By threatening growth in Texas, collapsing oil prices could hurt the US at large
Historical data suggest that, instead of boosting consumer spending, lower oil prices can harm the US economy’s growth prospects and persuade the Fed to stall its tightening plans.
The link between oil prices and the health of the US economy has changed considerably this decade, especially as a result of the domestic energy sector boom. The US produced a record high of 11.7 million barrels per day last week, versus only around 5 million in 2008.
The epicentre of this oil boom, linked to developments in shale oil extraction, has been Texas, whose economy has flourished as a result. Even if locals insist that the Texas economy has diversified significantly since the 1980s (when it suffered from the oil boom and bust cycle), a look at recent growth data suggests otherwise: the link between growth in Texas and oil prices is still very strong.
The first test of the shale oil boom came in 2015-2016 when oil prices dropped sharply, especially when WTI oil dropped below USD 30 per barrel (bbl) in January 2016. Most local oil producers, backed up by a recent Dallas Fed survey, say that a new well only becomes profitable at around USD55/bbl.

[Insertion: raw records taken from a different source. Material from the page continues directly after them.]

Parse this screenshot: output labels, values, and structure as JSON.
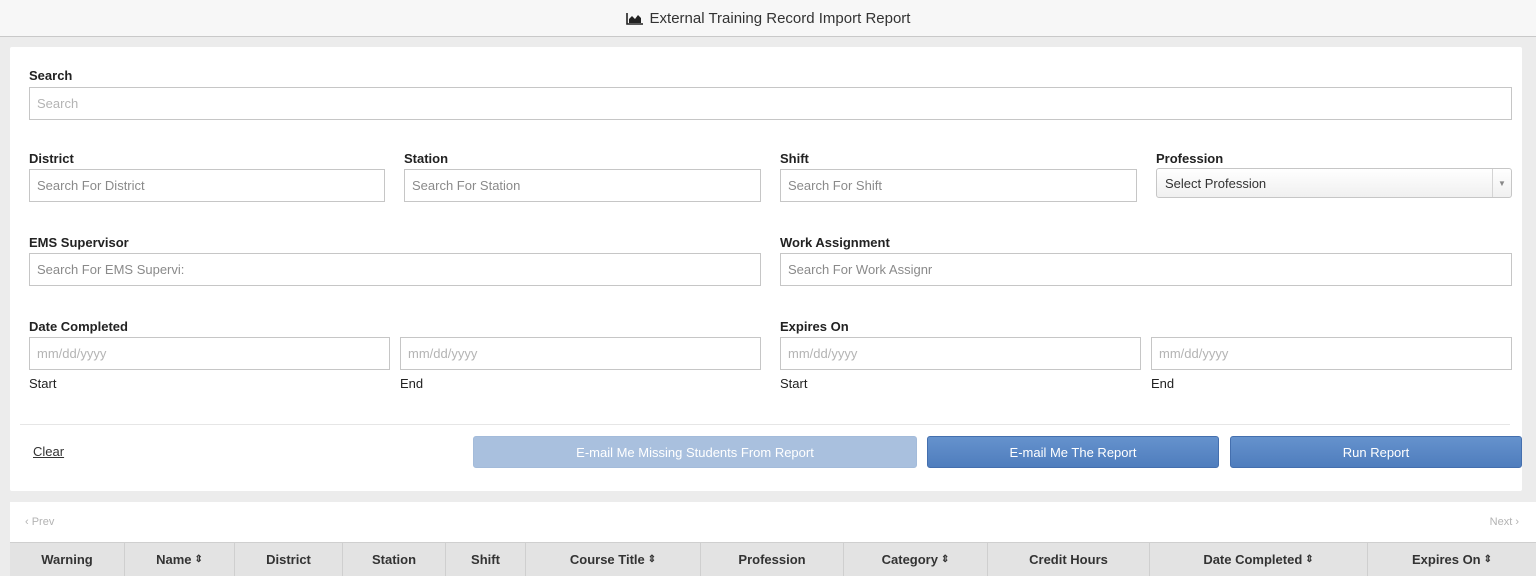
{
  "header": {
    "title": "External Training Record Import Report",
    "icon": "area-chart-icon"
  },
  "filters": {
    "search": {
      "label": "Search",
      "placeholder": "Search"
    },
    "district": {
      "label": "District",
      "placeholder": "Search For District"
    },
    "station": {
      "label": "Station",
      "placeholder": "Search For Station"
    },
    "shift": {
      "label": "Shift",
      "placeholder": "Search For Shift"
    },
    "profession": {
      "label": "Profession",
      "selected": "Select Profession"
    },
    "ems_supervisor": {
      "label": "EMS Supervisor",
      "placeholder": "Search For EMS Supervi:"
    },
    "work_assignment": {
      "label": "Work Assignment",
      "placeholder": "Search For Work Assignr"
    },
    "date_completed": {
      "label": "Date Completed",
      "start_placeholder": "mm/dd/yyyy",
      "end_placeholder": "mm/dd/yyyy",
      "start_label": "Start",
      "end_label": "End"
    },
    "expires_on": {
      "label": "Expires On",
      "start_placeholder": "mm/dd/yyyy",
      "end_placeholder": "mm/dd/yyyy",
      "start_label": "Start",
      "end_label": "End"
    }
  },
  "actions": {
    "clear": "Clear",
    "email_missing": "E-mail Me Missing Students From Report",
    "email_report": "E-mail Me The Report",
    "run_report": "Run Report"
  },
  "pagination": {
    "prev": "‹ Prev",
    "next": "Next ›"
  },
  "table": {
    "columns": [
      {
        "label": "Warning",
        "sortable": false
      },
      {
        "label": "Name",
        "sortable": true
      },
      {
        "label": "District",
        "sortable": false
      },
      {
        "label": "Station",
        "sortable": false
      },
      {
        "label": "Shift",
        "sortable": false
      },
      {
        "label": "Course Title",
        "sortable": true
      },
      {
        "label": "Profession",
        "sortable": false
      },
      {
        "label": "Category",
        "sortable": true
      },
      {
        "label": "Credit Hours",
        "sortable": false
      },
      {
        "label": "Date Completed",
        "sortable": true
      },
      {
        "label": "Expires On",
        "sortable": true
      }
    ],
    "sort_glyph": "⇕"
  },
  "colors": {
    "primary_button": "#5584c4",
    "disabled_button": "#a9c0de",
    "header_bg": "#e3e3e3"
  }
}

GDP growth in Texas slumped to only 0.3% in 2016. By 2017, as oil prices recovered, annual growth rose to 1.3%, while an average oil price of USD 65/bbl in the first half of this year lifted prosperity even more: Texas’ GDP growth averaged 2.9% in the first half of this year, higher than nationwide growth of 2.7%. (State-level GDP data for Q3 2018 is not yet available).
A detailed look at data shows that much of the variation in US growth in the past couple of years is due to Texas (see Chart). US growth is closely tied to developments in its second-biggest state. By contrast, drops in oil prices do not seem to have much of an impact on growth in big gasoline-consuming states like California and New York (respectively the first and third biggest states by GDP, where lower prices should, theoretically, boost consumers’ disposable incomes).
We will therefore watch how oil prices evolve very closely, since the impact on Texas could affect the growth outlook for the US as a whole in 2019. A further slide in oil prices could bring back memories of 2016, when the slump in the Lone Star State took nationwide growth with it. This being said, 2016 was also marked by a sharp tightening in financial conditions (in part because credit markets tensions for energy companies rippled across broader markets). As well as oil, how financial conditions evolve will thus be a key ingredient for the 2019 outlook.
The drop in oil prices in early 2016 unsettled the Fed, which had just started to hike rates (in December 2015). The Fed did not raise rates again until December2016, and only decided to cease its QE programme in September 2016. Since then, it has systematically increased rates once per quarter. Should oil prices continue to slide, the Fed would likely have to revise down its 2019 growth forecast, (as would we), and, conceivably, the Fed may pause the rate-hiking cycle earlier than in September 2019, which is our current baseline scenario.